The property is a mixed use building on the Main Street of a small town. It has 1600sq feet of commercial space, 1,000sq feet of dry storage space in the basement, and two two bedroom apartments above the commercial space.
First lesson I learned: commercial can be unpredictable. With a small portfolio, it was hard to find a bank willing to give me the loan. Even though this property has always cash-flowed and my debt to income is well below typical standards to get approved for a loan. I eventually got a great deal. With this being said, the loan officer continued to drag his feet. The process continued to lag. Eventually, two days before our set closing date, I was denied. The reasoning, no off street parking spaces. I find it hard to believe, but that was the reasoning submitted to me. From there, I pivoted to another bank and secured a deal I was happy with.

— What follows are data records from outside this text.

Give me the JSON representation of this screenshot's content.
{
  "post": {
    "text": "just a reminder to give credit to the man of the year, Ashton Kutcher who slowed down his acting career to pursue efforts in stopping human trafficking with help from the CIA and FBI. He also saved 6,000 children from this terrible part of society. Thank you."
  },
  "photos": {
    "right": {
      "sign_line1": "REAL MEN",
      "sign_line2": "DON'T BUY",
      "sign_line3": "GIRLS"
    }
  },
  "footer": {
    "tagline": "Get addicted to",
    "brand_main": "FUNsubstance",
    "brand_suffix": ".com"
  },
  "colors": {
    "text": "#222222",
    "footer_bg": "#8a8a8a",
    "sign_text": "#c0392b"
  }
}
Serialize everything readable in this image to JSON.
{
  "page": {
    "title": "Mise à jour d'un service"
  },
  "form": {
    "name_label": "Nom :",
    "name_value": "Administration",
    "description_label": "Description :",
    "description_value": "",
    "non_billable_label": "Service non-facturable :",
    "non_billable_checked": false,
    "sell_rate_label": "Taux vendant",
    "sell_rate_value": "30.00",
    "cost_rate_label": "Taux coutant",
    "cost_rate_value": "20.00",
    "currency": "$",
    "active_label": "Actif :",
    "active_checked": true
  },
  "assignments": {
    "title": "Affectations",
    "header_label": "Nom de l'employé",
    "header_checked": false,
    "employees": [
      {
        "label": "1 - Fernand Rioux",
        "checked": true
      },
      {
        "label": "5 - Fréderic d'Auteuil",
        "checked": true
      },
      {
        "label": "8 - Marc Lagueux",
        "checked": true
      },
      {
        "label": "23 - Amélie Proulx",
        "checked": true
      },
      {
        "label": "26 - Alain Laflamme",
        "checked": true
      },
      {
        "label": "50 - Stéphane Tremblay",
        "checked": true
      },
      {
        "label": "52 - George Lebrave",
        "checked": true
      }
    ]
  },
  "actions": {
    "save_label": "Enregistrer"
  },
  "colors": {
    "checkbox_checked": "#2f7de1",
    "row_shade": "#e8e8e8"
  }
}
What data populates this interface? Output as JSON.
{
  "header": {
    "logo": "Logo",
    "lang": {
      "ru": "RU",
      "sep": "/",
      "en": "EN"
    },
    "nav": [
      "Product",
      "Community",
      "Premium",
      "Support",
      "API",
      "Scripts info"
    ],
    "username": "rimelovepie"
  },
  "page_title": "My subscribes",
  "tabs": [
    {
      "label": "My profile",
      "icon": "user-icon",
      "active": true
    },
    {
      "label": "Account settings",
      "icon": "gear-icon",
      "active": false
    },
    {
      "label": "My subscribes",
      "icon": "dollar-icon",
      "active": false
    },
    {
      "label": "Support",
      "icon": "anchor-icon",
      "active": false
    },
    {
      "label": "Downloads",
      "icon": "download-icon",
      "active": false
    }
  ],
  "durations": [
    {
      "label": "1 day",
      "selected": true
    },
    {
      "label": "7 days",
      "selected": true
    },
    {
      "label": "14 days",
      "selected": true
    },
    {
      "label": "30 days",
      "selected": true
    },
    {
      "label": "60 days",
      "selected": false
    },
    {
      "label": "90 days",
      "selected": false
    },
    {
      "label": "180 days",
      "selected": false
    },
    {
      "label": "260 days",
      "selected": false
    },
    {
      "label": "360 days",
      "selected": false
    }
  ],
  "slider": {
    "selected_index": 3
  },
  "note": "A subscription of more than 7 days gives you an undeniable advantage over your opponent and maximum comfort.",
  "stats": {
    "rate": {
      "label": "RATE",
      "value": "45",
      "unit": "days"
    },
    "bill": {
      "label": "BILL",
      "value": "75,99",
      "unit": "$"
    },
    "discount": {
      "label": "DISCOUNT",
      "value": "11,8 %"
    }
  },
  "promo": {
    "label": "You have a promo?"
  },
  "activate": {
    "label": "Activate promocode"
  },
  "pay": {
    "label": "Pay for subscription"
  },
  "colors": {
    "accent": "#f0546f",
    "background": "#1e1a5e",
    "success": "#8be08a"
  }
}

I have been completing some remodeling projects in the one vacant unit since buying it. Planning new laminate kitchen floors, countertop, and sink. The bathroom will have a fan installed and new vanity and paint. The rooftop patio is getting a coat of stain and the exterior wall there is being refinished. Holes in plaster have been patched and repainted in all rooms during week one.
With this being said, I have a two year lease secured for the commercial space. A one year lease in the other apartment. The third apartment has a few interested tenants once the remodel is complete.
Overall, the 20 year deal has a monthly payment including principal, interest, taxes, and insurance 1,090. Currently with two sides rented out during the remodeling I bring in 1,125. I am looking to rent the third unit between 700-725. So a total cash flow of 725-750 before maintenance and vacancies are considered.